I just did a 2/3 water change since it's been over a month of having the tank, and i was doing 25% changes weekly. However I used cycle and aquaplus by Nutrafin and let it sit for a bit and tested the water. The nitrate level is fine, as well as everything else but my nitrite level is in the danger zone! Any help asap would be great, as I am afraid to put my fish back into the aquarium, but I also don't want them out of the tank for too long..


----------



## kim86 (Sep 5, 2012)

It's recommended to keep the fish inside the tank when you are doing water changes. Less stressful for the fish. Your tank sounds like it's still in the midst of a nitrogen cycle. I'd recommend picking up Prime by Seachem and adding the highest dose it says on the bottle, it will help reduce your nitrite level and keep everything under control. If you can't get to a store tonight, do another small water change and add extra Cycle to help cope with the fish bioload. Good luck!


----------



## kim86 (Sep 5, 2012)

Oh and make sure you don't change out any of your filter media for a while, and when you need to clean your sponge only use old aquarium water to squeeze it out in. Same with your ceramic balls. Your carbon can be changed once a month. If your filter uses inserts with everything together, treat them the same you would with a sponge.


----------



## pandakami (Dec 1, 2014)

But then should i but the fish back in? Or would that be dangerous? I added a bit more cycle to see if that helps, but I'm really worried about losing fish to nitrite poisoning... my mom told me to take them out into something with the old aquarium water in it so that's what I did but I didn't expect this result.


----------



## charles (Apr 21, 2010)

if you are doing regular water changes, you don't need to add anything. I don't see the point on adding cycle. And may I ask why you are removing your fish while doing water change? 

Anyway, test your water 30 minutes later.
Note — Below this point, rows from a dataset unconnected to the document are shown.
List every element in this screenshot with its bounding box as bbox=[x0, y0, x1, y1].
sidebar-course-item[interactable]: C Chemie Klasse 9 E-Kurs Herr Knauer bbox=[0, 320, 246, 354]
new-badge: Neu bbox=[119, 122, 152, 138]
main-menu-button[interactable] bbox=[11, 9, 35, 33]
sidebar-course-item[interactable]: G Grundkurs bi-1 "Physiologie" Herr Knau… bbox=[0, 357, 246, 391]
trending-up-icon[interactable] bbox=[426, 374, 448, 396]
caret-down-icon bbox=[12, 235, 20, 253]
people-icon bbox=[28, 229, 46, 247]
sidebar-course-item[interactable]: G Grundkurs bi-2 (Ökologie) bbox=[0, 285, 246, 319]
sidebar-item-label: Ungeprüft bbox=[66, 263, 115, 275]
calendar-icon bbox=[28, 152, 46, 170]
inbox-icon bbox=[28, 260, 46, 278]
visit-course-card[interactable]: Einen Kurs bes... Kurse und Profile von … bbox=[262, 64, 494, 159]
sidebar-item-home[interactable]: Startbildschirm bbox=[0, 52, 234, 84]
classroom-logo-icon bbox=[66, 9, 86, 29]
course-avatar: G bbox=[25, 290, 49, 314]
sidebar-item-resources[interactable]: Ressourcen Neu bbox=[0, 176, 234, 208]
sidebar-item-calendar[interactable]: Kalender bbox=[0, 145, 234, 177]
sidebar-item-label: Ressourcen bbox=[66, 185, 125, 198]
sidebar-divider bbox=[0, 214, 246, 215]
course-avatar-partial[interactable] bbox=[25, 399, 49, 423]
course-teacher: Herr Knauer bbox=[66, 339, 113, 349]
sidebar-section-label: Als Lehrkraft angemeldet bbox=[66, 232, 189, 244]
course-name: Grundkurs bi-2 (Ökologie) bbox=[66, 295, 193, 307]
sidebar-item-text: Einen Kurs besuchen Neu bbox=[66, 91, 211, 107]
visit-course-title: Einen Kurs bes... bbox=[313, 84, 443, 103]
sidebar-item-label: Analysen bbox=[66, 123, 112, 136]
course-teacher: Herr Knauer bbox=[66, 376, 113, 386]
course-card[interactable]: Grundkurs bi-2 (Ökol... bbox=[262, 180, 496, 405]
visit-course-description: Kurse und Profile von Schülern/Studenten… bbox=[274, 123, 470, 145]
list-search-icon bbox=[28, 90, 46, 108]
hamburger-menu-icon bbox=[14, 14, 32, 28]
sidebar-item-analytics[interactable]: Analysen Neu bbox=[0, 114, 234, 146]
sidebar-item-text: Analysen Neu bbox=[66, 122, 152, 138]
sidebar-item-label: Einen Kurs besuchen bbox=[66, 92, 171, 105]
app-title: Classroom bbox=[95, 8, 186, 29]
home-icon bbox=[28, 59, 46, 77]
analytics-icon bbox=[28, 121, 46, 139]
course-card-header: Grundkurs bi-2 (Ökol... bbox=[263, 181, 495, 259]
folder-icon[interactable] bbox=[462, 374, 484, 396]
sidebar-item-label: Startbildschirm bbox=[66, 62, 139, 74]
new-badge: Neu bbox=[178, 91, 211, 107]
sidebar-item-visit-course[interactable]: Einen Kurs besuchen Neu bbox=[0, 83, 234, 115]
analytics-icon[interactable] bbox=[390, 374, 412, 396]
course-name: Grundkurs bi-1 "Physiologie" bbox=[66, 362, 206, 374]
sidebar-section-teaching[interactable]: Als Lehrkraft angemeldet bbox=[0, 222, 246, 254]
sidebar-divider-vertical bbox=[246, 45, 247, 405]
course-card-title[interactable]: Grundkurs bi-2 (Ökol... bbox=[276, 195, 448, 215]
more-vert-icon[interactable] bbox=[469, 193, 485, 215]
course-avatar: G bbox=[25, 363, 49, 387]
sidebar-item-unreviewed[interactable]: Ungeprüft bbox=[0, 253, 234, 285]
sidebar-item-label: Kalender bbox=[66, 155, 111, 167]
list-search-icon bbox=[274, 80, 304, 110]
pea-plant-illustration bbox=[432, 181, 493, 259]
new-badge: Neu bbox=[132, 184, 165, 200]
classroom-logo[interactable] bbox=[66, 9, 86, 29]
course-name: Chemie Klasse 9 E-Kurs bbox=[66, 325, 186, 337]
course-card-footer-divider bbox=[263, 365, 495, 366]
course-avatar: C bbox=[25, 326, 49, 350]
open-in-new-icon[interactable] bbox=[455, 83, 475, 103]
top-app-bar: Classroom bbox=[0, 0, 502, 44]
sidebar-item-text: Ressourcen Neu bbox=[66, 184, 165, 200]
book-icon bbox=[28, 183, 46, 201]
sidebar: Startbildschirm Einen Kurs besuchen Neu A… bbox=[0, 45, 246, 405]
I think if you did not rinse out your media with tap water, it should be fine.


----------



## pandakami (Dec 1, 2014)

My mom did it and i trusted her cause she's owned a tank and used to work at a pet store.... i guess next time I'll reconsider letting her do that.... xD


----------



## kim86 (Sep 5, 2012)

Chasing fish around with a net and relocating elsewhere is super stressful for them. They'll happily swim away from your siphon and hand while you clean up their poops


----------



## pandakami (Dec 1, 2014)

Thanks for all your help, you guys!


----------